Grammar and usage aren’t always cut and dried. Here are some disputed points:
Taller than I/me
Most grammar books consider the following sentence an error:
Mort is taller than me.
The error here is the object pronoun “me.” It should be the subject pronoun “I”—Mort is taller than I— because what the sentence really says is “Mort is taller than I am.” But not all grammarians agree. Some argue that in this sentence, “than” is a preposition and requires the object pronoun “me.” The object pronoun sounds more natural to most people, and there is no confusion about the meaning. Alas, the meaning is not always so unambiguous. Look at the following sentence.
Marsha likes the snake more than me.
Does this sentence mean that Marsha likes the snake more than she likes me, or does it mean that she likes the snake more than I do? In this case to avoid the ambiguity, we have to fill the sentence out.
It is to be hoped/Hopefully
Many traditionalists object to the adverb “hopefully” as used in the following sentence:
Hopefully, Colbart will repay the money he borrowed from his blind date.
The objection rests on the notion that “hopefully” can describe either the speaker’s state of mind or the manner in which Colbart will repay the money. But increasingly this objection is rejected. “Hopefully” here functions as a sentence adverb and clearly expresses the hope that Colbart will indeed repay the money.
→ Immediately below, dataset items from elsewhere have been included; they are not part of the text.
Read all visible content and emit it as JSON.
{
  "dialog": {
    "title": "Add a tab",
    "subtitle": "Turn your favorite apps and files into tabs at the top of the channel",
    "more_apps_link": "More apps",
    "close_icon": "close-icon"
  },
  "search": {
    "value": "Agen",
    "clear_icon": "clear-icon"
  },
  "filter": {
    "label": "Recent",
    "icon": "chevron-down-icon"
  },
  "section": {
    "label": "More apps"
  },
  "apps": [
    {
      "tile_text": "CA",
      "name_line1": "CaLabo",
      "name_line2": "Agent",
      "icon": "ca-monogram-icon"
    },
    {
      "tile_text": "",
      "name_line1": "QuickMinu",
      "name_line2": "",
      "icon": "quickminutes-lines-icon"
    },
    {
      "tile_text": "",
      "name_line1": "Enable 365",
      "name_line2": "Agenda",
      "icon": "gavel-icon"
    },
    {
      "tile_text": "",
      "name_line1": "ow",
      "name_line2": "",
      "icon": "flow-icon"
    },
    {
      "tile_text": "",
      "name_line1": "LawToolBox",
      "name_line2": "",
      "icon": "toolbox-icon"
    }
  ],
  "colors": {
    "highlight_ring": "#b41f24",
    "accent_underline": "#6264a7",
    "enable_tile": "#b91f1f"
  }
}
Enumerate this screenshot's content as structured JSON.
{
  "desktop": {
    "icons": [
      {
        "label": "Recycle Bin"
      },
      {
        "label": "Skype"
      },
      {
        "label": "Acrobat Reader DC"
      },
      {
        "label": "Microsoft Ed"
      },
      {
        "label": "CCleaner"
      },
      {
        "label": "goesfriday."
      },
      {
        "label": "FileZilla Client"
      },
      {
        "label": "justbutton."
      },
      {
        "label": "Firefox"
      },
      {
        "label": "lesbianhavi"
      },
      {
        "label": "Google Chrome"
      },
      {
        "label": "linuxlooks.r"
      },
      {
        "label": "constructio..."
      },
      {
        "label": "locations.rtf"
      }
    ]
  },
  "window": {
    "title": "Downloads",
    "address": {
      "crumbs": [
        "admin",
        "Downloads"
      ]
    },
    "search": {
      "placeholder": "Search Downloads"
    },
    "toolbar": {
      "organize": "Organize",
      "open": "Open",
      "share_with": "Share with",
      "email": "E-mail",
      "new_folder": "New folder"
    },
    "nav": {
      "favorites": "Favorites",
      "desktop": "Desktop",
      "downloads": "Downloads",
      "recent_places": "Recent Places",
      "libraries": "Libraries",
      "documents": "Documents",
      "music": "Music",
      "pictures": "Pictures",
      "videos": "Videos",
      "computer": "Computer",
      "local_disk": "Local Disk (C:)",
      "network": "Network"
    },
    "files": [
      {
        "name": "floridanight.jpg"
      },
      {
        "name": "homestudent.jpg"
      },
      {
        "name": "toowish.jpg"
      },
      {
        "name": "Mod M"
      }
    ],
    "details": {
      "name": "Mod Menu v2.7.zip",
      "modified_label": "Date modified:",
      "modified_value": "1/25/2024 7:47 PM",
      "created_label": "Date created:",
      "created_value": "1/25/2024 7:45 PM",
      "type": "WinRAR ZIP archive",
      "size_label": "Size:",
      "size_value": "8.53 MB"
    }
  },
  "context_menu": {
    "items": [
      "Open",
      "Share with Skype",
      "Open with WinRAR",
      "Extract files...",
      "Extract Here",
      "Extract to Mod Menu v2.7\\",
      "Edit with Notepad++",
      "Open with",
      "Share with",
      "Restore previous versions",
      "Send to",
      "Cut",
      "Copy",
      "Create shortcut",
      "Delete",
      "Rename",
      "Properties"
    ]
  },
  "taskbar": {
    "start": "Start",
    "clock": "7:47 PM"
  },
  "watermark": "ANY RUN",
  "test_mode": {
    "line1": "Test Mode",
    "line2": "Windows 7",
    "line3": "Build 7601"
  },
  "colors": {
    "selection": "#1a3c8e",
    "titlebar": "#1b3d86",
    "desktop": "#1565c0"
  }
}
Few would object to “regrettably” used as a sentence adverb:
Regrettably, Colbart never repaid the money.
Some purists insist that “over” can’t be used to mean “more than” as in the following sentence:
Over a thousand fans greeted the rock star at the airport.
Ignore them. This usage is well established and perfectly acceptable.
Some, mostly British, grammarians insist that “loan” is misused as a verb in the following sentence:
Abigail loaned Mort the money to pay off his gambling debt.
The use of “loan” as a verb is not considered an error in American English. But “loan” can be used in place of “lend” only to describe physical transactions. In a metaphorical sense, use “lend”: The painting lends the room a melancholy air.
English teachers and the like will sometimes insist that “between” is used for two and ”among” for more than two. In fact, competent writers have violated this rule for centuries. Here is a comment from the usage note on “between” in the American Heritage Dictionary of the English Language: “Between is used when the entities are considered as distinct individuals; among, when they are considered as a mass or collectivity. Thus in the sentence The bomb landed between the houses, the houses are seen as points that define the boundaries of the area of impact (so that we presume that none of the individual houses was hit). In The bomb landed among the houses, the area of impact is considered to be the general location of the houses, taken together (in which case it is left open whether any houses were hit).”